The building was devised at the end of the `50s by Zeev and Yaakov Rechter, according to the architectonic and cultural standards in Israel and the world, and it is still worthy of all the accolades it received. It is a landmark. But the hall itself was devised according to a slightly different agenda: The aim was to have a concert hall for the Philharmonic, which would prevent effectively staging operas, thus barring the way of the old Israeli Opera. Very quickly the Philharmonic discovered that they had cut their stage to spite their own musical aspirations. At the same time, pop and rock artists and bands were very eager to "make it" in the Mann Auditorium, which is called The Shrine of Culture (Heichal HaTarbut) in Hebrew. That led to a series of quick fixes done badly, sometimes barbarically, a patch upon a patch.

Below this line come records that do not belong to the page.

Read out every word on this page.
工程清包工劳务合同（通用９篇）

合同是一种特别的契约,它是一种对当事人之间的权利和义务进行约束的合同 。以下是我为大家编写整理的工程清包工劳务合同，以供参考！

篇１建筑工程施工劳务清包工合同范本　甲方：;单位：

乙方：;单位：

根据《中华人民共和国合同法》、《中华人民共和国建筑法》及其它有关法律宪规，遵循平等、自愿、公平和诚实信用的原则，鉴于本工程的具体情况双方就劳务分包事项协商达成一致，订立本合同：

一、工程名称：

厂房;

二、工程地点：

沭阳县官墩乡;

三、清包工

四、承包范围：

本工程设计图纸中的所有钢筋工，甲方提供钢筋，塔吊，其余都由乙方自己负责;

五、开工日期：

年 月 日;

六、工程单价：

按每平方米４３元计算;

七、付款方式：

The rest was a road down the cultural slope. Any impresario or other moneyed individual or organization could - and did - hire the hall with many seats for a fixed sum of shekels, be it for a political convention or a series of shows for children. That led to more hasty improvised alterations, and the hall deteriorated rapidly. On top of that, the whole public area - toilets, food and beverage stands, stairs, rails - was neglected and became decidedly shabby. The hall's management was indiscriminate in hiring the place out, and the orchestra did not help much by marketing its concerts under labels like "Mozart Achla," to make it sound hip and Mediterranean. The auditorium lost its cultural glamour mainly due to the way it was treated by its owners and dwellers.
The proposed magical solution to the problems is presented as a grave matter of culture. The auditorium's fan shape, which became a cultural emblem in itself, is to be replaced by a thrust stage, putting seats around the stage, and incorporating on stage the equipment needed for performances and concerts. This will mean less seats for performances on stage, and it will also mean raising the roof, a part of the outer proportion of the building. They all talk about a "shoe box" shaped auditorium, baroque style, to fit the prevalent "fashion."
Did I hear the word culture? If not, it was probably because of the acoustics. The doomsday weapon of the renovators is the need for more "fashionable" acoustics. When the auditorium was built, the acoustic scheme was devised by the world authority at the time, the American Leo Beranek. It was a failure. A series of improvements led to a major overall under the auspices of an Israeli world authority, Abraham Meltzer, at the beginning of the `70s. Materials were changed, and since then making it better has been a constant work in progress.
Acoustics is a science, but, alas, not an exact science. The expert with the ears can program his computer to give him the desired reverberation result according to the materials used, the shape of the space, even the estimated input of audience presence. Come opening night it never sounds as it should have.
Oddly enough, there were conductors and orchestras for whom the acoustics of the Mann Auditorium were never an insurmountable problem. There is a practice during rehearsals when the maestro asks an assistant to take over, and wonders through the hall, planning the best way to lead the sections to achieve the best musical effect in the given - optimal they should be - acoustic conditions. There is a lot to be done on the acoustic front in the fan. A shoe box shape does not guarantee a solution. If anything, it augurs different problems to be solved.
Arthur Marx tells in his autobiographical book about a family trip. The guide wanted to impress the tourists with the marvelous acoustics of a church. He asked them to hold their breath and said, "Now you will hear a pin drop." After a short silence, Groucho said from the back row: "Excuse me, but I did not hear the pin drop. Could you drop it again, please?" He went through the routine, dead serious, for an hour, leaving his family deeply embarrassed. He was nonplussed himself.
It is a fit story to prick the balloon of acoustics that is flown in our faces in this seemingly cultural debate. It is all about the Israel Philharmonic wanting to rule over the definition of culture in their auditorium, after they let it deteriorate for many years. I'm afraid they are out of their depth, or rather sadly out of tune.